A grandeza dos corpos d´água da Amazônia é de tal magnitude que dificilmente alguém escapa ao êxtase ou no mínimo a uma difusa sensação de insignificância diante da vastidão de rios como o Amazonas, Solimões, Tapajós e tantos outros ou diante das imponentes cachoeiras que urram docemente no meio da floresta. No entanto, dentre tantos cenários espetaculares da paisagem amazônica, um se destaca, a ponto de ser considerado ícone da região: o encontro das águas dos rios Solimões e Negro, um extraordinário matiz de cores entra a barrenta e a preta. Este cenário está localizado exatamente em frente e logo abaixo da cidade de Manaus, sendo aí um ponto de parada quase obrigatória para turistas do mundo inteiro. Vir a Manaus, sem ver este cenário, é como ir ao Rio de Janeiro e deixar de ver a estátua do Cristo Redentor ou ir a Roma e deixar de ver a residência do Papa. O Encontro das Águas é um estupendo monumento natural, síntese das maravilhas amazônicas e por isso deve ser visto e considerado em pé de igualdade com os demais monumentos do mundo.

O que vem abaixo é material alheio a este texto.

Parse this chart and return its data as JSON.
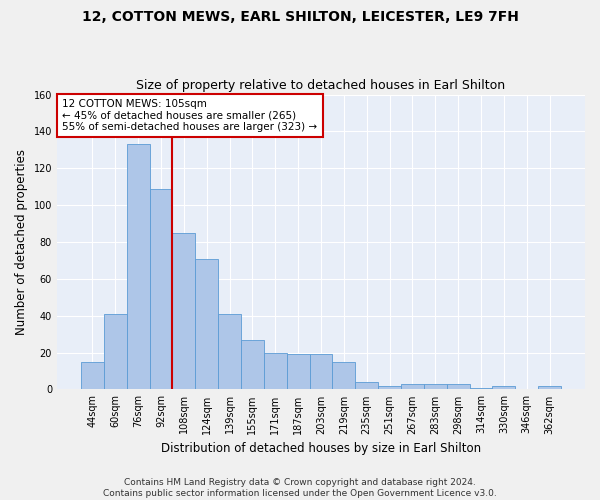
{
  "title": "12, COTTON MEWS, EARL SHILTON, LEICESTER, LE9 7FH",
  "subtitle": "Size of property relative to detached houses in Earl Shilton",
  "xlabel": "Distribution of detached houses by size in Earl Shilton",
  "ylabel": "Number of detached properties",
  "categories": [
    "44sqm",
    "60sqm",
    "76sqm",
    "92sqm",
    "108sqm",
    "124sqm",
    "139sqm",
    "155sqm",
    "171sqm",
    "187sqm",
    "203sqm",
    "219sqm",
    "235sqm",
    "251sqm",
    "267sqm",
    "283sqm",
    "298sqm",
    "314sqm",
    "330sqm",
    "346sqm",
    "362sqm"
  ],
  "bar_values": [
    15,
    41,
    133,
    109,
    85,
    71,
    41,
    27,
    20,
    19,
    19,
    15,
    4,
    2,
    3,
    3,
    3,
    1,
    2,
    0,
    2
  ],
  "bar_color": "#aec6e8",
  "bar_edge_color": "#5b9bd5",
  "annotation_text": "12 COTTON MEWS: 105sqm\n← 45% of detached houses are smaller (265)\n55% of semi-detached houses are larger (323) →",
  "annotation_box_color": "#ffffff",
  "annotation_box_edge": "#cc0000",
  "line_color": "#cc0000",
  "ylim": [
    0,
    160
  ],
  "yticks": [
    0,
    20,
    40,
    60,
    80,
    100,
    120,
    140,
    160
  ],
  "bg_color": "#e8eef8",
  "grid_color": "#ffffff",
  "footer": "Contains HM Land Registry data © Crown copyright and database right 2024.\nContains public sector information licensed under the Open Government Licence v3.0.",
  "title_fontsize": 10,
  "subtitle_fontsize": 9,
  "ylabel_fontsize": 8.5,
  "xlabel_fontsize": 8.5,
  "tick_fontsize": 7,
  "footer_fontsize": 6.5
}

Paradoxalmente, enquanto para outros povos os monumentos são motivo de orgulho, zelo e guarda permanente, esse lugar paradisíaco da Amazônia parece menosprezado pela população e abandonado pelo poder público. Exemplo disso é a enorme quantidade de lixo que se encontra boiando na superfície das águas, os galpões e estaleiros decadentes ou abandonados na margem dos rios e agora, um famigerado projeto de instalação neste local de um grandioso terminal hidroviário, denominado Porto das Lajes e destinado basicamente a abastecer navios e a armazenar containeres. O projeto está sendo defendido a unhas e dentes pelos proponentes e parece ter o apoio dos governantes, tomando-se por base o silêncio ou manifestação lacônica desses a respeito do assunto. Há fortes indicações que o projeto conta com esparsos defensores, os quais costumam portar panfletos ou camisetas com o logotipo da empresa responsável ou mesmo bradar (talvez a mando ou mediante promessas) de que o empreendimento será a redenção econômica do modesto bairro do Aleixo. A mais nefasta manifestação, no entanto, parece partir da empresa que elaborou o EIA-RIMA e não deixou registrada uma frase sequer sobre o valor da paisagem, a importância estratégica do encontro das águas para a economia dos amazonenses (e não apenas para os moradores do Aleixo) e a indicação de um local alternativo para instalação desse projeto.
Evidente que Manaus e toda a Amazônia carece de um terminal portuário à altura das demandas e do potencial da região, mas induzir sua construção pela força do dinheiro e de interesses subalternos é no mínimo uma desconsideração à sociedade amazonense como um todo, uma demonstração de insensatez, arrogância e usura. Mais que isso: uma violação da beleza do Encontro das Águas, um atentado à vocação turística do local, uma incoerência ao discurso da sustentabilidade e um crime de lesa-Amazônia.